Droga Ato, trochę mnie zawstydziłaś, jednak cieszę się niezmiernie, że wielu właścicieli z tej wiedzy już skorzystało i koty mają się jak najlepiej. Kilka z nich przeszło w międzyczasie w fazę remisji i to chyba dla mnie najwspanialsze wiadomości.
ATA pisze:Zdecydowanie najlepiej u leczonych przez niego kotów sprawdza się właśnie ChO-S Lente, a tylko jeden kot świetnie zareagował na insulinę Humulin (niestety nie pamiętam która wersja) podawaną penem.
Humulin??? Nie wiem. To musi być insulina o średnio długim czasie działania. Nie lubię takich insulin u kotów. Dlaczego? Koty metabolizują insulinę o dużo szybciej niż ludzie. Mam nadzieję, że lekarz panuje nad sytuacją. Jeśli chodzi o peny, to jest to temat dyskusyjny. Peny są wprawdzie łatwe w obsłudze, ale dla kotów mało przydatne.

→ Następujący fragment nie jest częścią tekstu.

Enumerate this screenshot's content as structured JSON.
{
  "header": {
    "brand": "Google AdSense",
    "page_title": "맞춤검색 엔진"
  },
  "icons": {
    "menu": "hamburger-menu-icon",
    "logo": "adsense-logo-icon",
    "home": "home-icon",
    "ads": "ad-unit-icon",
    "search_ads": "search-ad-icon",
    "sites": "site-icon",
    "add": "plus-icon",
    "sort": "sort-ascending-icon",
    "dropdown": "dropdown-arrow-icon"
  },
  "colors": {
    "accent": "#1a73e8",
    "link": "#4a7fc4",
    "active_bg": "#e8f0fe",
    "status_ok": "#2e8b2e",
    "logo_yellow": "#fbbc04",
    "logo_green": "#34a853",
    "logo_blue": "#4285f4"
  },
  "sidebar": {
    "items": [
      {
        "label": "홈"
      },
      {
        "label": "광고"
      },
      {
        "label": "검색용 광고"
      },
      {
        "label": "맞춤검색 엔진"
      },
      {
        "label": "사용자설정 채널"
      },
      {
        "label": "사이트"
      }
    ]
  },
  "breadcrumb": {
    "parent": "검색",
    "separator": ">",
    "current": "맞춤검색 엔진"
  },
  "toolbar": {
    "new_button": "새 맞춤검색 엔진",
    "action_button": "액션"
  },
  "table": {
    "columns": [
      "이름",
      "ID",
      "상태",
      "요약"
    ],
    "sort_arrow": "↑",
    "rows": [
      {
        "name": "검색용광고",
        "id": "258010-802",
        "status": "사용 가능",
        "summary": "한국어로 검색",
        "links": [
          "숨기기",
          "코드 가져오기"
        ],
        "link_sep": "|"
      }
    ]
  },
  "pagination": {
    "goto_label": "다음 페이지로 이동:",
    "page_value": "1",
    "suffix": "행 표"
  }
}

Problem z penami polega na tym, że nadaje się on jedynie do wstrzykiwania większej ilości insuliny. Istnieją peny z podziałką w krokach co 0,5 jedn., 1 jedn. i 2 jedn. Pen musi dłużej siedzieć pod skórą niż strzykawka, bo niestety dłużej wycieka z niego insulina. Trzeba liczyć mniej więcej do 10 po wstrzyknięciu. Zasadnicze pytanie dotyczy podziałki. Czy w Polsce można dostać peny do insuliny w krokach co 0,5 jedn.? Jeśli nie, to taki przyrząd w insulinoterapii u kota nie ma żadnego sensu. Gdy konieczna jest modyfikacja dawki o 0,25 jedn., co często jest zalecane, z pena nie można już w ogóle skorzystać.
Insuliny w temperaturze pokojowej trzymają się ok. 4 tyg., natomiast w lodowce ok. 3 miesięcy, Lantus nawet do 6 miesięcy. Producenci insuliny zalecają w razie używania pena trzymanie go w temperaturze pokojowej. Osobiście musze przyznać, ze byłby to dla mnie dodatkowy argument, przemawiający za strzykawkami (kwestia finansowa).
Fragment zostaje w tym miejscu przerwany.